The following excerpt is from the NHDHR Downtown Historic District Area Form (Richards/Hengen 2009)
By [1888], the town had …. sprouted wood-framed construction in seemingly all directions outward from Post Office Square….The largest natural feature in the central businesses district, besides the Androscoggin River, was Dead River Pond, created in the 1820s as a power source for early grist and saw mills. The pond would remain a physical constraint on downtown Berlin’s consolidation as the central businesses district until about 1920 when it was drained and the river channelized. The other more obvious, but invaluable natural constraint, was the Androscoggin River on the east side of Main Street. At this time, the river literally passed within a few feet of buildings along Main, which was subject to repeated flooding in an era before effective flood control…

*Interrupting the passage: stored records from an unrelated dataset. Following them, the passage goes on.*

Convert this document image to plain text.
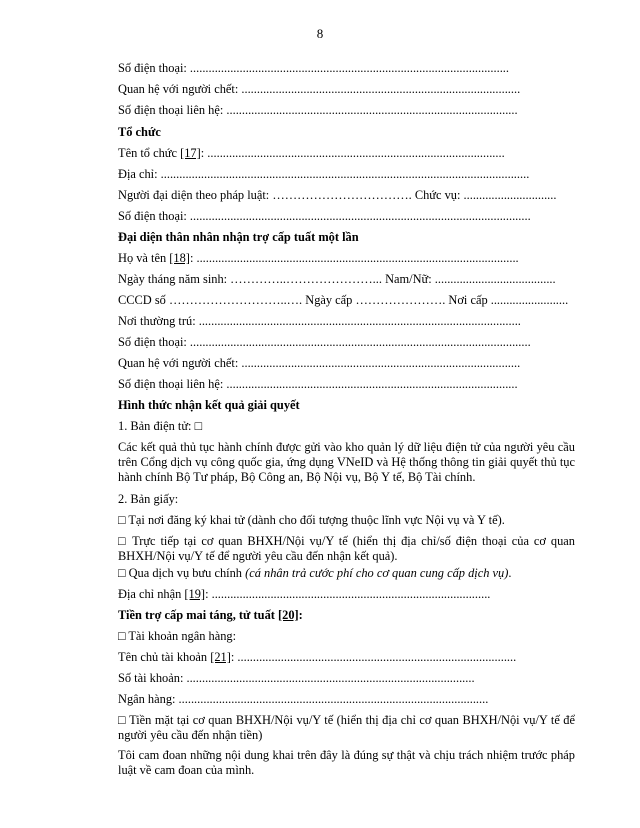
8
Số điện thoại: .......................................................................................................
Quan hệ với người chết: ..........................................................................................
Số điện thoại liên hệ: ..............................................................................................
Tổ chức
Tên tổ chức [17]: ................................................................................................
Địa chỉ: .......................................................................................................................
Người đại diện theo pháp luật: ……………………………. Chức vụ: ..............................
Số điện thoại: ..............................................................................................................
Đại diện thân nhân nhận trợ cấp tuất một lần
Họ và tên [18]: ........................................................................................................
Ngày tháng năm sinh: …………..…………………... Nam/Nữ: .......................................
CCCD số ………………………..…. Ngày cấp …………………. Nơi cấp .........................
Nơi thường trú: ........................................................................................................
Số điện thoại: ..............................................................................................................
Quan hệ với người chết: ..........................................................................................
Số điện thoại liên hệ: ..............................................................................................
Hình thức nhận kết quả giải quyết
1. Bản điện tử: □
Các kết quả thủ tục hành chính được gửi vào kho quản lý dữ liệu điện tử của người yêu cầu trên Cổng dịch vụ công quốc gia, ứng dụng VNeID và Hệ thống thông tin giải quyết thủ tục hành chính Bộ Tư pháp, Bộ Công an, Bộ Nội vụ, Bộ Y tế, Bộ Tài chính.
2. Bản giấy:
□ Tại nơi đăng ký khai tử (dành cho đối tượng thuộc lĩnh vực Nội vụ và Y tế).
□ Trực tiếp tại cơ quan BHXH/Nội vụ/Y tế (hiển thị địa chỉ/số điện thoại của cơ quan BHXH/Nội vụ/Y tế để người yêu cầu đến nhận kết quả).
□ Qua dịch vụ bưu chính (cá nhân trả cước phí cho cơ quan cung cấp dịch vụ).
Địa chỉ nhận [19]: ..........................................................................................
Tiền trợ cấp mai táng, tử tuất [20]:
□ Tài khoản ngân hàng:
Tên chủ tài khoản [21]: ..........................................................................................
Số tài khoản: .............................................................................................
Ngân hàng: ....................................................................................................
□ Tiền mặt tại cơ quan BHXH/Nội vụ/Y tế (hiển thị địa chỉ cơ quan BHXH/Nội vụ/Y tế để người yêu cầu đến nhận tiền)
Tôi cam đoan những nội dung khai trên đây là đúng sự thật và chịu trách nhiệm trước pháp luật về cam đoan của mình.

During the period [1890-1930], Berlin was literally growing like a western frontier boomtown as the American paper industry grew to dominate world production, and Berlin’s paper mills constantly expanded and hired more workers. With the increasing importance of the Grand Trunk railroad depot (off Post Office Square) for shipping and receiving, Berlin Falls’ one-time rival Berlin Mills Village, was thoroughly eclipsed. Likewise, Gorham to the south was no longer a competing market alternative. As noted previously,
Berlin’s population nearly doubled every 10 years between 1870 and 1900, and the town became a city both in density and government. With increasing prosperity and a burgeoning population creating its own market demands, the downtown grew correspondingly. Several factors however either constrained or threaten that growth.
While the mill pond hampered physical expansion of the downtown westward, the threat of fire within the increasingly dense Main Street made business wary of investing too much too quickly. Eventually, aided by mutual interest of the paper-mill owners, the Androscoggin was dammed at points through the city and channelized into a canal that appreciably decreased the thread of flooding. But even when the canal waters were further contained by the 1920s into an enclosed sluiceway the threat never fully subsided.
Fire, on the other hand was a man-made hazard that Berlin was determined to manage through better firefighting and improved “fire proof” construction. Following a series of devastating fires, which destroyed several different commercial blocs in the winter of 1904-05, the city created a fire district mandating masonry-framed construction. Fortunately, this event coincided with an exceptionally prosperous period for local businesses and seemed to catalyze a boom in new brick commercial construction through the downtown. An article published October 26, 1905 in The Berlin Reporter noted: “It is safe to say that in the three years past since the building boom started, over $4.5 million have been spent on improvements, $1 million of which has been put out this season. During the first two years of the period, the mill work figured very heavily. Outside of that, a block-building epidemic started ……
By 1910, with the population up to 11,789, Main Street had largely been transformed into a commercial avenue of three and four story brick blocks with little or no daylight between them. The street and sidewalks were still mostly dire; a single trolley track ran up the middle of Main Street connecting Berlin to Gorham downriver.
For the next twenty years, the largest single change in the downtown’s center of gravity was the shift northward from Post Office Square to the intersection of Mason and Main Streets, initiated in 1892 when the first vehicular bridge across the Androscoggin opened here, connecting a large but heretofore undeveloped portion of the city across the river with the central shopping district. Gradually, as the east side of the river developed….business interests realized that a substantial portion of their customer base was streaming over this single bridge on a daily basis. Recalling the golden rule of real estate placement, business owners started to migrate northward toward the better location; civic and governmental functions began to follow. The trolley line, which opened in 1902, and the now paved Main Street with raised sidewalks, further helped reinforce the migration as access for the average person was improved.”